None of them would live to see the victory. Only in 1918, exactly  a century later, did a liberal Parliament — pressed by the need to deliver troops for last push against Germany in World War I — pass full male suffrage. 

But that victory only became possible because for four generations, men and women braved the transport ship and the noose to fight for a future in which they and their children — and other people’s children — could be something that we recognize as free. Their willingness to do that, and the means by which that forward motion was maintained, point the way to a broader sort of politics in our own age.

Or as Percy Shelley wrote in the wake of the St. Peter’s Field Massacre:

Rise like Lions after slumber
In unvanquishable number,
Shake your chains to earth like dew
Which in sleep had fallen on you –
You are many – they are few.

Author’s note: For Civil War and economic history nerds, poems in this essay come from a wonderful and bizarre online archive of Poems of the Lancashire Cotton Famine that is preserved by the University of Exeter. The poems have interesting annotation and historical context, and some are quite fun in a weird sort of way, not least because they come out of such a different tradition of mass media.

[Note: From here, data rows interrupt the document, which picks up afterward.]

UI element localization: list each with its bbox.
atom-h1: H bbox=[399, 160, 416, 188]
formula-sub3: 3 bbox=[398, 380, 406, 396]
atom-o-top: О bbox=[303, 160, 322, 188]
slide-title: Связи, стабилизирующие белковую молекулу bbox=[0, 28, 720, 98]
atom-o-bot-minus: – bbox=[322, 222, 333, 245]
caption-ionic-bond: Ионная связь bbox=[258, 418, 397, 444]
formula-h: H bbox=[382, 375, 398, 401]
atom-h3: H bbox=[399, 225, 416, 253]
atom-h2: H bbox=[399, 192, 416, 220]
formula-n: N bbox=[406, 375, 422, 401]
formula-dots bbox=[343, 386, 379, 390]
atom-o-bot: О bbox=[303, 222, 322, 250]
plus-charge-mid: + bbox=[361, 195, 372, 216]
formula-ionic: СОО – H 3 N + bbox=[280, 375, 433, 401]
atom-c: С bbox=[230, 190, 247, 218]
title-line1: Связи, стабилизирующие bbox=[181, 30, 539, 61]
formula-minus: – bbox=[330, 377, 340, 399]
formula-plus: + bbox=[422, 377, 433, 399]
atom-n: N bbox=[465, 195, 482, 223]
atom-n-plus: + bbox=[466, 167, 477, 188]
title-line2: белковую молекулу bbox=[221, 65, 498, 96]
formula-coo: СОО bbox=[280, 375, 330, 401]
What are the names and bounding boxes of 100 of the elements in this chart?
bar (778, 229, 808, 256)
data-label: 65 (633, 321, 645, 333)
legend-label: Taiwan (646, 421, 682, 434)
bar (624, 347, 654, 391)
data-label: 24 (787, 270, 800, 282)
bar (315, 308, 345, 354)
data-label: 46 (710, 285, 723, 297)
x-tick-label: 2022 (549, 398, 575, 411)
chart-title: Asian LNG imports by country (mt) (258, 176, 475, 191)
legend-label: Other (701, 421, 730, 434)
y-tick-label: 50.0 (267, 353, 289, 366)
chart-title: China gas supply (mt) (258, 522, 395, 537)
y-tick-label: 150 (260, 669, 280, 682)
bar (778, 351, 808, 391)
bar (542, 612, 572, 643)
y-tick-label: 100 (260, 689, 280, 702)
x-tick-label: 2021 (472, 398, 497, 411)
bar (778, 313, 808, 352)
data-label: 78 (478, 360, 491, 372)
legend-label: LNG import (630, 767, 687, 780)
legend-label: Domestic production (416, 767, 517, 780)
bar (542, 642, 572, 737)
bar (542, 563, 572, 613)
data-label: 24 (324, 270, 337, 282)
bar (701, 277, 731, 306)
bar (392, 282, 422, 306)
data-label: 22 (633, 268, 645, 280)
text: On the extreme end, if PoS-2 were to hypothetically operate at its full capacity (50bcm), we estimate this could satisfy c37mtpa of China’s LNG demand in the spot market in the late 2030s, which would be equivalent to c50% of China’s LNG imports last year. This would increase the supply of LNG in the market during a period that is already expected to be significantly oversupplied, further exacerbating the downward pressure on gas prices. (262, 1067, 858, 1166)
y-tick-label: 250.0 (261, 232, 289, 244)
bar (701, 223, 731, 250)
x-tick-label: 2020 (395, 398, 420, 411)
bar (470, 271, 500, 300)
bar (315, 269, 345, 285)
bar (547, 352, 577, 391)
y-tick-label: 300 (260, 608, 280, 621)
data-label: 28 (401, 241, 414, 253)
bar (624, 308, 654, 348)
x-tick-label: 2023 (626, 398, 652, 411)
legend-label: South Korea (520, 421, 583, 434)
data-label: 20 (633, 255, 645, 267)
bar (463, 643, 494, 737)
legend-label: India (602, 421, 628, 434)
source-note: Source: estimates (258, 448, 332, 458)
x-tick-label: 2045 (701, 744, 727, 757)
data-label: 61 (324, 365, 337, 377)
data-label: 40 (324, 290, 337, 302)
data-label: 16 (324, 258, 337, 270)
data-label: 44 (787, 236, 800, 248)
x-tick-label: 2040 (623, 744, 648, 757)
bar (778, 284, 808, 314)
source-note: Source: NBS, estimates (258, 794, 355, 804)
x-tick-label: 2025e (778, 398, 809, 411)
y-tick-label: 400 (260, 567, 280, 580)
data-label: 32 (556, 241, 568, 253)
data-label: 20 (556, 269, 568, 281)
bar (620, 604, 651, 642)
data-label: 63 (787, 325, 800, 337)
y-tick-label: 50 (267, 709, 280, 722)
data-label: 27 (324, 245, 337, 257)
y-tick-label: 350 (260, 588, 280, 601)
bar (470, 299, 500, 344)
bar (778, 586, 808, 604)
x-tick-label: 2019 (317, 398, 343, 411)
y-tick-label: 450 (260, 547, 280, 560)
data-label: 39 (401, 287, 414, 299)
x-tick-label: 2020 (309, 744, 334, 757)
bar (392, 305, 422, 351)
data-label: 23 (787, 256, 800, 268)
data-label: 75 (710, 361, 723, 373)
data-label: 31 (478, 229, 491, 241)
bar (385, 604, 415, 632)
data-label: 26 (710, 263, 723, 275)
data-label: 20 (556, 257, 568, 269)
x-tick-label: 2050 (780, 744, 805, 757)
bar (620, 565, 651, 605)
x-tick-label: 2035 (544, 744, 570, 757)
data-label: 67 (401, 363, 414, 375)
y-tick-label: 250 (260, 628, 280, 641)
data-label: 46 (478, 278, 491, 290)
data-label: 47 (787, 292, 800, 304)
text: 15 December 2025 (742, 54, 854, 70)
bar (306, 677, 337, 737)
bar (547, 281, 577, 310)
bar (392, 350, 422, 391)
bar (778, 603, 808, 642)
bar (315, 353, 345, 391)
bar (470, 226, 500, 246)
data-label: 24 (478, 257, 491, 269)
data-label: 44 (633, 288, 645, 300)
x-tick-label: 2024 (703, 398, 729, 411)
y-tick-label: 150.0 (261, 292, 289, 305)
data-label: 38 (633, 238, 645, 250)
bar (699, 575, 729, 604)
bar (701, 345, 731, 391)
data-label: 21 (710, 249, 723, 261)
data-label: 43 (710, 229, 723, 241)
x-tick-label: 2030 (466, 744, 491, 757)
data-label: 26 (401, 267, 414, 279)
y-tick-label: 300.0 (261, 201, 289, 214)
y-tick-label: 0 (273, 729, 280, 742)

A few of these are syndicated from Confederate or Union newspapers, which had poem columnists too. One personal favorite is this 1861 satire reprinted from the Richmond Whig, hometown paper of a Confederate capital that is, three months after the capture of Fort Sumter, still very much feeling its oats and blissfully unaware of how badly the war they've started will ultimately go. In the crescendo, a buffoonish Lincoln, too deluded to realize that the South's victory is assured, tells a crowd of flunkies that if the Union wants to win:

Then sixty new iron-plate ships to stand shells
Are loudly demanded (must have ‘em) by Welles;
For England, the bully, won’t stand our blockade,
And insists that we shall not embarrass her trade;
But who fears the British? I’ll speedily tune ‘em
As sure as my name is E Pluribus Unum.